Flame retardant chemicals like triphenyl phosphate and tris phosphate have been found on the surface of phones, laptops, keyboards and mice. Consumers are exposed to chemicals such as organophosphate esters and plasticizers through their use of smartphones and electronics as well as from exposure to dust in their home.
E-waste is an enormous and escalating problem. A record 53.6 million metric tonnes of e-waste was reportedly generated worldwide in 2019 with only 17.4 % officially documented as formally collected and recycled. The United Nations University predicts e-waste will more than double by 2050, to reach approximately 111 million tonnes a year. Electronics take-back systems have yet to adequately address the environmental e-waste challenges. Leachate produced from the e-waste in landfills, composting plants, e-waste processing plants, solid waste dumping sites and incineration plants is toxic to living organisms contaminating water, soil, air, and the food chain.

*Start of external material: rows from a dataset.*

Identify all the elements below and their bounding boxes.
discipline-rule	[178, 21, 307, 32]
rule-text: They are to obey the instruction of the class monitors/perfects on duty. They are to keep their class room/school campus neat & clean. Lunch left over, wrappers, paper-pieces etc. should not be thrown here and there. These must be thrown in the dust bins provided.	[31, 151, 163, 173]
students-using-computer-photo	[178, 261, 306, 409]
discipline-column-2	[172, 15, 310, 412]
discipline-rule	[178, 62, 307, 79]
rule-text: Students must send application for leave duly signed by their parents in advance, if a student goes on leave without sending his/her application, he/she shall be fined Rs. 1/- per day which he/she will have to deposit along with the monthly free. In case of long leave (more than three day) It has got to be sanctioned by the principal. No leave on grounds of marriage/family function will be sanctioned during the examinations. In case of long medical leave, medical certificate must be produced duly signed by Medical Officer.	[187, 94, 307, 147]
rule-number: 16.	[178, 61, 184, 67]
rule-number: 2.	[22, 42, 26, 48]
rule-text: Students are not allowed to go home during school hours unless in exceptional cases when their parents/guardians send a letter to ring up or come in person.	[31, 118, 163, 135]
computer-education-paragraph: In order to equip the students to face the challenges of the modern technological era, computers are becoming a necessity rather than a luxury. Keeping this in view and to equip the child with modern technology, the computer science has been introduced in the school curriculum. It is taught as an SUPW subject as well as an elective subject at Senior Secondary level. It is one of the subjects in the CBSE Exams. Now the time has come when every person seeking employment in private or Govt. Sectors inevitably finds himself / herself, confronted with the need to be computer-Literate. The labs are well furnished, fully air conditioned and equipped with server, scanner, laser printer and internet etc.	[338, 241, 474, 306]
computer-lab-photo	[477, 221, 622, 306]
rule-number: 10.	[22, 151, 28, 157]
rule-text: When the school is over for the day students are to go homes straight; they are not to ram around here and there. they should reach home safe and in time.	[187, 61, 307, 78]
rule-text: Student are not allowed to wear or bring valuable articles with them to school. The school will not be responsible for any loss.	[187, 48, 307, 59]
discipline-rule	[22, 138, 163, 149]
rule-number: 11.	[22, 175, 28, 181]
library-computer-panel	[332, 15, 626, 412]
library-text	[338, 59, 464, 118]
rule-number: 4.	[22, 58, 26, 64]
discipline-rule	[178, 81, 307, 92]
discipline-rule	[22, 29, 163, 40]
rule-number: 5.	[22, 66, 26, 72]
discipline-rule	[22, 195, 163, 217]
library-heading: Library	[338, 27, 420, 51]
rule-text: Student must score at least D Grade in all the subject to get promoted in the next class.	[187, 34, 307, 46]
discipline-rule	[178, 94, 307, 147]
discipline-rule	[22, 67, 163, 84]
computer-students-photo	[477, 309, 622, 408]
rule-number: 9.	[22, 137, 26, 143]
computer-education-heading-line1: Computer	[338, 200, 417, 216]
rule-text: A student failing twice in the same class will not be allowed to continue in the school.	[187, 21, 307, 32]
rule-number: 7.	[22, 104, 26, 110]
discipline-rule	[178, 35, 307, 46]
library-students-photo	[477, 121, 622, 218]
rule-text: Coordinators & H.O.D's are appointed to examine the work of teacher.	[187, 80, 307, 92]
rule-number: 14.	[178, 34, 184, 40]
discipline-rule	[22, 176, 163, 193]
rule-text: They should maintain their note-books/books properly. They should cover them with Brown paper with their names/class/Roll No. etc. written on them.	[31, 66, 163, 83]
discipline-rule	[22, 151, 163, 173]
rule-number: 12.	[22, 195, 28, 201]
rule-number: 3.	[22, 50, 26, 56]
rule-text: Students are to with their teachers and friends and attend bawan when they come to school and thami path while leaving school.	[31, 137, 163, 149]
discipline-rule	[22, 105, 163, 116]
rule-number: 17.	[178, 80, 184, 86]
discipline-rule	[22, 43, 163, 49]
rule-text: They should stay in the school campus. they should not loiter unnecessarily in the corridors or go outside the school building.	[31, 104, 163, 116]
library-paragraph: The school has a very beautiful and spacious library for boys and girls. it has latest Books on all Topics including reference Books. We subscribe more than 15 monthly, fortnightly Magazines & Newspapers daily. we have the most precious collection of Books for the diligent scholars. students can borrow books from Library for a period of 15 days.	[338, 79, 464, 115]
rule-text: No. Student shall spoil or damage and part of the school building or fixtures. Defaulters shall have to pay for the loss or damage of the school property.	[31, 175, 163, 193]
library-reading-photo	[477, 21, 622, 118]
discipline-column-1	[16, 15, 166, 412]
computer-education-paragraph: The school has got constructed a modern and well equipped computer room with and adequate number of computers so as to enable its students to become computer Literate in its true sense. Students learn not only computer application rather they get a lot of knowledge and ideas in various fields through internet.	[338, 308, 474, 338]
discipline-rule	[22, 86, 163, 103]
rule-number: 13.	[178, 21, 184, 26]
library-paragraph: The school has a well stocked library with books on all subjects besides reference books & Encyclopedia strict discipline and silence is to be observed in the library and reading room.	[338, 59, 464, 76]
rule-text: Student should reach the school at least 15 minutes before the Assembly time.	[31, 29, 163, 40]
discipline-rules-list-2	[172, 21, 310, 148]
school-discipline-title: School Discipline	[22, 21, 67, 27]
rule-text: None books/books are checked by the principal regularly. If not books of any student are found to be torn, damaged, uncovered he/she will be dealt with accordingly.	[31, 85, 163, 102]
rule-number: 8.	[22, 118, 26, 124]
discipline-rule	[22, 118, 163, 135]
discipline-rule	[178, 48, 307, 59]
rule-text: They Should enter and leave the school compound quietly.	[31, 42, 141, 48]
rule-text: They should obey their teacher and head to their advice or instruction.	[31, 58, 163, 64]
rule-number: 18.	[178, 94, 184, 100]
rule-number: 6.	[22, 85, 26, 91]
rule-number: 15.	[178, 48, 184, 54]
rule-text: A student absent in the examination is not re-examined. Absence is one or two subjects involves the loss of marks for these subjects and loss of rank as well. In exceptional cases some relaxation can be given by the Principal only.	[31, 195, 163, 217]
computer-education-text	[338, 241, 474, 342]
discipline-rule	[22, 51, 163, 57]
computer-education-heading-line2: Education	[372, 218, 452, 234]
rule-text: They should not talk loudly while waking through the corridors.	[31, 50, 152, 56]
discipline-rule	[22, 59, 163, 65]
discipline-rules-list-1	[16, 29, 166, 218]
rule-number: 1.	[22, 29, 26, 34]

Under international pressure from environmental groups, companies have taken some steps to “green” their products. However, the current lack of transparency in global subcontracting and outsourcing, paired with the lack of accountability and legal liability remains inadequate to address the occupational and environmental issues. For example, although Apple announced it had stopped using the carcinogen benzene and n-hexane during final assembly for iPhone and iPads in 2014, the chemicals are still used in early production stages.
Finally, electronics are designed with planned obsolescence. Personal devices are no longer designed for a long life, nor to be easily repaired. People are even encouraged to buy a new phone every year. Consumer advocacy and governments have roles in product standards and waste management.